Using mean values to fill missing data.


In [74]:
df = df.fillna(df.mean())

Random forrest classifier

Using 5-fold cross validation on the training data to estimate error.


In [82]:
predictors = [c for c in df.columns if c not in ['hotel_cluster']]

clf = sklearn.ensemble.RandomForestClassifier(
    n_estimators=10, 
    min_weight_fraction_leaf=0.1,
)
scores = sklearn.cross_validation.cross_val_score(
    clf,
    df[predictors],
    df['hotel_cluster'],
    cv=5,
)
scores


Out[82]:
array([ 0.0652551 ,  0.06915912,  0.06577469,  0.06241378,  0.06689502])

Classifier accuracy seems rather low here as well.

Random forrest with binary classifier

Random forests should work better if only a single hotel cluster is predicted at times.


In [107]:
all_probs = []
unique_clusters = df['hotel_cluster'].unique()
for cluster in unique_clusters:
    df['target'] = 0
    df.loc[df['hotel_cluster'] == cluster, 'target'] = 1
    predictors = [c for c in df.columns if c not in ['hotel_cluster', 'target']]
    probs = []
    cv = sklearn.cross_validation.KFold(len(df), n_folds=5)
    clf = sklearn.ensemble.RandomForestClassifier(
        n_estimators=10,
        min_weight_fraction_leaf=0.1,
    )
    for i, (tr, te) in enumerate(cv):
        clf.fit(df[predictors].iloc[tr], df['target'].iloc[tr])
        preds = clf.predict_proba(df[predictors].iloc[te])
        probs.append(p[1] for p in preds)
    full_probs = itertools.chain.from_iterable(probs)
    all_probs.append(list(full_probs))

prediction_frame = pd.DataFrame(all_probs).T
prediction_frame.columns = unique_clusters
def find_top5(row):
    return list(row.nlargest(5).index)

preds = []
for index, row in prediction_frame.iterrows():
    preds.append(find_top5(row))

metrics.mapk([[l] for l in t2['hotel_cluster']], preds, k=5)


Out[107]:
0.046900535362073816

Using just the most popular clusters gives better scores.
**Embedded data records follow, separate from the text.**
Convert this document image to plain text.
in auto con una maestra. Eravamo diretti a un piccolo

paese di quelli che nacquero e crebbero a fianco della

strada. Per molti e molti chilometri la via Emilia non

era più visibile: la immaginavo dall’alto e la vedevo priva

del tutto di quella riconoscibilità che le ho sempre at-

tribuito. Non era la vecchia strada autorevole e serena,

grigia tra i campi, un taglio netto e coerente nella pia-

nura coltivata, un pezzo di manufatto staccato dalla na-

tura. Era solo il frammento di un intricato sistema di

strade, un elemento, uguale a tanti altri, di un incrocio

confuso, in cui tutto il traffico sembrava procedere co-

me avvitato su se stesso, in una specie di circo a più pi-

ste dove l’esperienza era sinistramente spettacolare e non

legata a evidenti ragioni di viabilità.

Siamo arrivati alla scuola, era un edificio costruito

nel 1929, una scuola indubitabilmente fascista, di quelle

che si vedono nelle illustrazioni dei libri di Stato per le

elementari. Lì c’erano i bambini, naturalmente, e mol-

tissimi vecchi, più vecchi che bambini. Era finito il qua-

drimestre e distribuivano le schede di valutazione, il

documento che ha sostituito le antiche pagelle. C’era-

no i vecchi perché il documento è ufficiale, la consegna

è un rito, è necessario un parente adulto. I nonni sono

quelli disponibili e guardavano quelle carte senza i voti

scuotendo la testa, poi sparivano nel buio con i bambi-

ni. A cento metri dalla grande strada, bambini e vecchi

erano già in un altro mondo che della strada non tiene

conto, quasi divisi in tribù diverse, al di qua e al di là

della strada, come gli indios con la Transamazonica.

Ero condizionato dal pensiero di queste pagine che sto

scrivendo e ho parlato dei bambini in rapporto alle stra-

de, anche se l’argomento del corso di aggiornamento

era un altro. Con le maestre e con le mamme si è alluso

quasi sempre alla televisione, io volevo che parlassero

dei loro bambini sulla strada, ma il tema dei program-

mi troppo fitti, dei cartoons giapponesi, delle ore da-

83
The approach here isn't particularly promising. One thing to note is that the input is full of categorical features. Therefore, to properly apply machine learning converting those values to separate binary features may be more appropriate approach.

Model 2

Finding top hotel clusters for each destination.


In [16]:
def make_key(items):
    return '_'.join([str(i) for i in items])

In [71]:
match_cols = ['srch_destination_id']
cluster_cols = match_cols + ['hotel_cluster']
groups = t1.groupby(cluster_cols)

In [73]:
top_clusters = {}
for name, group in groups:
    bookings = group['is_booking'].sum()
    clicks = len(group) - bookings
    
    score = bookings + .15*clicks
    
    clus_name = make_key(name[:len(match_cols)])
    if clus_name not in top_clusters:
        top_clusters[clus_name] = {}
    top_clusters[clus_name][name[-1]] = score

This dictionary has a key of srch_destination_id and each value is another dictionary, with hotel clusters as keys and scores as values.

Finding the top 5 for each destination.


In [19]:
cluster_dict = {}
for n in top_clusters:
    tc = top_clusters[n]
    top = [l[0] for l in sorted(tc.items(), key=operator.itemgetter(1), reverse=True)[:5]]
    cluster_dict[n] = top

Making predictions based on destination


In [20]:
preds = []
for index, row in t2.iterrows():
    key = make_key([row[m] for m in match_cols])
    if key in cluster_dict:
        preds.append(cluster_dict[key])
    else:
        preds.append(most_common_clusters)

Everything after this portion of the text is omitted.